The benchmarks works as follows: The benchmarking programm will start a
specified number of tasks or threads and allocate a specified number of locks.
Lets dubb the numbers num_clients and num_locks.  The clients will be assigned
the locks in a round robin fashion, that is:

for (i = 0; i < num_clients; i++)
  lock for thread i = i % num_locks;

An additional lock (atomic variable) is used to synchronize the start of the
clients.

Each client runs in a tight loop that calculates a non-lock-holding time and a
lock-holding time based on a random value.  The client then does some work for
non-ock-holding time, acquires the lock, does some work for lock-holding time,
releases the lock, and then starts the loop again.

while (true)
{
  compute nhlt, lht;

  work for nhlt;
  lock();
  work for lht;
  unlock();
}

The controlling application will after a specified run-time stop the threads.

The rest of the code is measurement code that counts the number of runs the
client can make in the specified time and the times it has to wait for a lock
or to unlock.  When the client finished, the mean times for lock() and
unlock() as well as standard deviation, minimum and maximum times are
calculated.

Usage
=====

To run ulockflex you need the basic l4env: sigma0, roottask, log, names,
dm_phys.  If you intend to use tasks instead of threads, you will also need
simple_ts.

Valid options for ulockflex are:
-c <num-clients>  : the number of clients to start
-l <num-locks>    : the number of locks to create
-r <run-time>     : the run time of the test
-t                : use threads instead of tasks (default)

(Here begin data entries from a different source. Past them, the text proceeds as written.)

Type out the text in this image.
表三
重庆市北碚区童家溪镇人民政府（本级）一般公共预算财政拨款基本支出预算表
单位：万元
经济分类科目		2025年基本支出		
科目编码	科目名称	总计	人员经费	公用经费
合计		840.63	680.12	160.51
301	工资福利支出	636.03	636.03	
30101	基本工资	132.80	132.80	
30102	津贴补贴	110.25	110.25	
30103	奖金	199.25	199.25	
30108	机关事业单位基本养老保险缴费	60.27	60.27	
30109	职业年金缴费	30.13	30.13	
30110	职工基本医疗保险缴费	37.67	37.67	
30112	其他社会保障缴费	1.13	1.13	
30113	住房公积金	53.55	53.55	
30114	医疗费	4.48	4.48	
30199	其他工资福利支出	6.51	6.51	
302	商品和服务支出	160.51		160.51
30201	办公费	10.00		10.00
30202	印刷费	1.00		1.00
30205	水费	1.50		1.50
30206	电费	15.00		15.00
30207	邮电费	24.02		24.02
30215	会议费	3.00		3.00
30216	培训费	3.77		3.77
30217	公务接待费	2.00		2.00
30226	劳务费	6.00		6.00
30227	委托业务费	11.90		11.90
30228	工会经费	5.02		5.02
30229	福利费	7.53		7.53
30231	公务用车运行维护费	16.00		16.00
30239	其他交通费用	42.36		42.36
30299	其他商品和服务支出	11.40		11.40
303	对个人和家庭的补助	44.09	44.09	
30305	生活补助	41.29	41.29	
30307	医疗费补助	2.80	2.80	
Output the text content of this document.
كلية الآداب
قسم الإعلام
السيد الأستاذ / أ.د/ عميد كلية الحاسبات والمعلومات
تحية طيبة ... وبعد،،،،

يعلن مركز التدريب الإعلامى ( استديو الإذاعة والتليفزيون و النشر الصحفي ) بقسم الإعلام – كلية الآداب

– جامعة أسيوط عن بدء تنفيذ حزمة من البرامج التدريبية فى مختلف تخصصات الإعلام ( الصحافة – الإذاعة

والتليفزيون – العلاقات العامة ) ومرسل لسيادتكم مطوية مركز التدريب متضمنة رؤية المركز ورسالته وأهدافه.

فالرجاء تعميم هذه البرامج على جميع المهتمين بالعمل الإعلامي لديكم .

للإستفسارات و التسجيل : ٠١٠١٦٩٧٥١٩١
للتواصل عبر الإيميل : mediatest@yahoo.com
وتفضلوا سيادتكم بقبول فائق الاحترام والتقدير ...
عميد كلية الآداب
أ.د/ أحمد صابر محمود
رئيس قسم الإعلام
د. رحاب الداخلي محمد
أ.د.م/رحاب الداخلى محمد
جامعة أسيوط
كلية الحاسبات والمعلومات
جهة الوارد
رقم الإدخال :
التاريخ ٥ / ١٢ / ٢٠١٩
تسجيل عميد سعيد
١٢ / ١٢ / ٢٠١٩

The number of locks should (naturally) be smaller or equal to the number of
clients.  Also, the number of clients is restricted by the limitations of the
platform: about 120 threads can be started and by default simple_ts allows
only 64 tasks to be started.  See the relevant documentation on how to soften
these restraints.

Code
====

The benchmark itself as well as option parsing etc. is unified in main.c (not
very elegant, I know).  The file __debug.h allows to turn some debugging
output on or off.  The file lock_impl.h contains the mappings of the used lock
implementation.  The benchmark uses the following macros to interact with the
lock implementation:

LOCK_TYPE       - type of the used lock
LOCK_SIZE	- size of the lock type
LOCK_INIT(lock) - code to initialize a free lock
LOCK_DOWN(lock) - code to obtain a lock
LOCK_UP(lock)   - code to release the lock

(lock is always expected to be a pointer to a variable of type LOCK_TYPE.)